Warcraft Logs on the back end consists of six pieces:
(1) A set of load balanced scalable PHP servers that field all incoming requests from users.
(2) A PHP job server that computes all stars, statistics and that processes rankings as new logs come in.
(3) A set of load balanced scalable Java servers that field incoming requests from the PHP servers and that handle doing all the work when you’re viewing a report itself (e.g., showing you damage done, healing, buffs, deaths, etc.)
(4) A memcache that sat in between the PHP and Java servers to reduce load on the Tomcat servers and that sat in between PHP servers and the database.
(5) A redis cache that sat in between the Java servers and the raw log data on Amazon S3.
(6) A MySQL database that contains rankings, guilds, users, etc.
For the last couple of weeks the site has been getting overwhelmed, and it took me a while to figure out why. I was seeing very heavy database load, and this was different from WoD. The issue was also masked for a while because each zone has its rankings in a new table, so it took a while for the Emerald Nightmare rankings table to get large enough to start exposing this issue.
What I believe was happening is that the memcache layer between the PHP servers and the database was failing. Last week I figured this was simply because the memcache layer needed to be scaled up, so I created a new memcache node with 2x the memory. I also changed rankings to be cached for 5 minutes instead of 2 minutes. I figured that was the issue.
This week, however, everything just got worse, so at that point I knew it couldn’t be the memcache getting overwhelmed. I believe now that I was running into a limitation of memcache regarding the size of the values that you can put into the cache. If a value is > 1 MB, memcache will not cache it.

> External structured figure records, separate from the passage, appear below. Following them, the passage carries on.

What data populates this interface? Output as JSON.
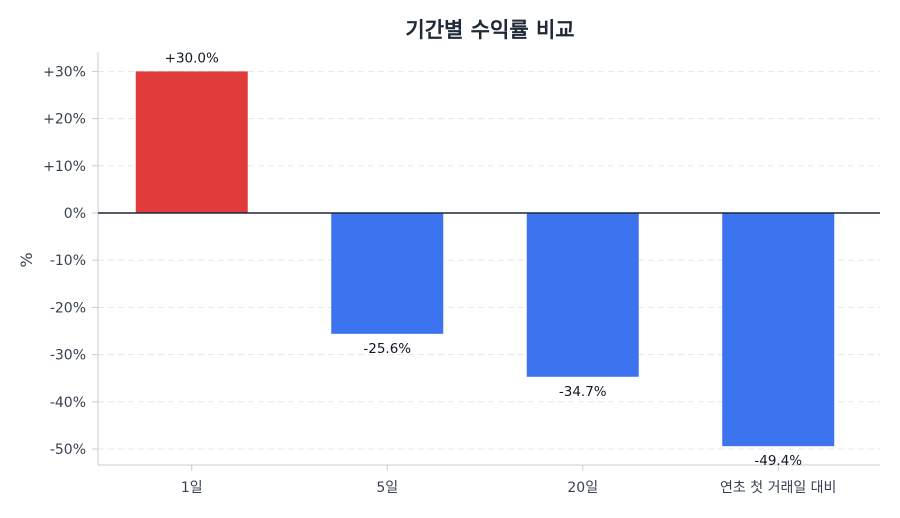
{
  "chart_data": {
    "type": "bar",
    "title": "기간별 수익률 비교",
    "xlabel": "",
    "ylabel": "%",
    "categories": [
      "1일",
      "5일",
      "20일",
      "연초 첫 거래일 대비"
    ],
    "values": [
      30.0,
      -25.6,
      -34.7,
      -49.4
    ],
    "value_labels": [
      "+30.0%",
      "-25.6%",
      "-34.7%",
      "-49.4%"
    ],
    "ylim": [
      -53.5,
      33.5
    ],
    "yticks": [
      30,
      20,
      10,
      0,
      -10,
      -20,
      -30,
      -40,
      -50
    ],
    "ytick_labels": [
      "+30%",
      "+20%",
      "+10%",
      "0%",
      "-10%",
      "-20%",
      "-30%",
      "-40%",
      "-50%"
    ],
    "grid": true,
    "legend": "none",
    "colors": {
      "positive": "#e03c3c",
      "negative": "#3b74ee",
      "zero_line": "#1f2937",
      "grid": "#e5e7eb",
      "axis": "#c8ccd2"
    }
  }
}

The only thing different about rankings from WoD to Legion was the addition of a huge amount of information per rank in the form of gear and talents. Each row now has gear ids, names and quality information, and also has a bunch of talent information.
So now I knew what the problem was, that I needed to essentially switch the cache layer between PHP and the database over to redis instead, since redis did not have this limitation.

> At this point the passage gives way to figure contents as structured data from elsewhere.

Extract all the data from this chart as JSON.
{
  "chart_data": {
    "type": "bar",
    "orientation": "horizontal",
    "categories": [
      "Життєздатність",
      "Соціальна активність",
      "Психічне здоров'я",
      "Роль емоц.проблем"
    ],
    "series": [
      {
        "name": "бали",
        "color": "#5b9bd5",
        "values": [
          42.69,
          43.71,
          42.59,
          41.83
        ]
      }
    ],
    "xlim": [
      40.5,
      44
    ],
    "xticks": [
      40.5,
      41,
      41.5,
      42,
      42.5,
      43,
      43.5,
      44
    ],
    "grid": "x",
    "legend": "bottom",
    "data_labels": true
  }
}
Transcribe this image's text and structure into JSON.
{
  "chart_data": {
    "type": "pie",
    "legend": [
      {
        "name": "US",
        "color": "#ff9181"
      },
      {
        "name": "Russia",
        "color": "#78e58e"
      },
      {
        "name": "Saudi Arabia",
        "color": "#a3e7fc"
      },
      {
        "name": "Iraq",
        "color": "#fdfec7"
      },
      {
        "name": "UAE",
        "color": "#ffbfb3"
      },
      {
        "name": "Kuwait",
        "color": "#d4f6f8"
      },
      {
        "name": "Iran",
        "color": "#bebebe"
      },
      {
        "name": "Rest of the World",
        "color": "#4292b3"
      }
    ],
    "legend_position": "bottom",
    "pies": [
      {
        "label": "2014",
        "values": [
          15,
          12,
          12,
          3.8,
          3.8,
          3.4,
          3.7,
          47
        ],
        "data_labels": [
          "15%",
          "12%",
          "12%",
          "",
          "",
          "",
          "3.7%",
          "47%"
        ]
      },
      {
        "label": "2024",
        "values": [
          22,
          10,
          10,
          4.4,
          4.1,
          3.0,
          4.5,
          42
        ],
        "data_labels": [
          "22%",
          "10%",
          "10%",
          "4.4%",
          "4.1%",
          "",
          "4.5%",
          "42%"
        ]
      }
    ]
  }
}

However, redis does not come pre-installed on Amazon’s PHP machines, so I had to set up rules to install it. This was the cause of a fair amount of the downtime yesterday… just getting that configuration correct. Amazon machines had a critical component that redis needed (igbinary) installed without their corresponding include headers, so the compilation of redis on the machines was failing. I had checked that igbinary was installed before deploying, but was expecting the include headers to be present, so that was a surprise relative to my local test environment.
After I finally got everything working, I turned rankings back on yesterday evening. The site promptly died again and got overwhelmed. I checked redis statistics and saw that there were tons of cache hits for redis, so at this point I was very confused.

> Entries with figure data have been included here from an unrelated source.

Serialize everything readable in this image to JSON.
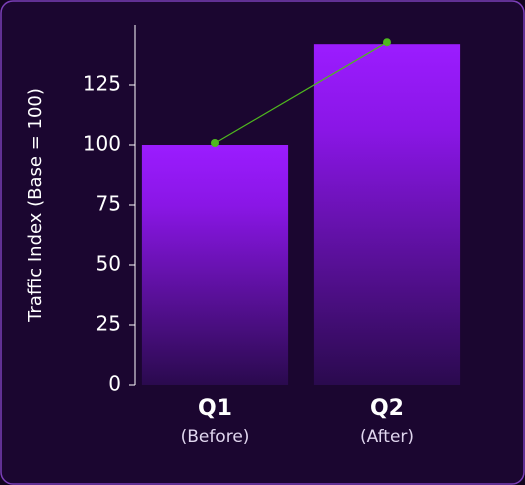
{
  "chart_data": {
    "type": "bar",
    "y_label": "Traffic Index (Base = 100)",
    "categories": [
      "Q1",
      "Q2"
    ],
    "category_notes": [
      "(Before)",
      "(After)"
    ],
    "series": [
      {
        "type": "bar",
        "color": "#9b1cff",
        "values": [
          100,
          142
        ]
      },
      {
        "type": "line",
        "color": "#4fb81e",
        "values": [
          100,
          142
        ]
      }
    ],
    "ylim": [
      0,
      150
    ],
    "yticks": [
      0,
      25,
      50,
      75,
      100,
      125
    ]
  }
}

Following my evening raid, I went back and looked at my code more closely, and it turned out my utility function for fetching from redis was never returning the value it fetched. This meant the cache might as well have not been turned on. Oops!
At any rate, now redis appears to be fully functional as the cache layer, so - fingers crossed - I think we should be more or less back to where we were prior to the Legion launch.
I do have other steps I can take if performance remains a problem, but they involve unpleasant UI changes like limiting pagination to next/prev links and/or removing the talents/trinkets column from rankings. Hopefully it doesn’t come to that (I don’t think it will).
Anyway, ramble over. Now you know what’s been going on.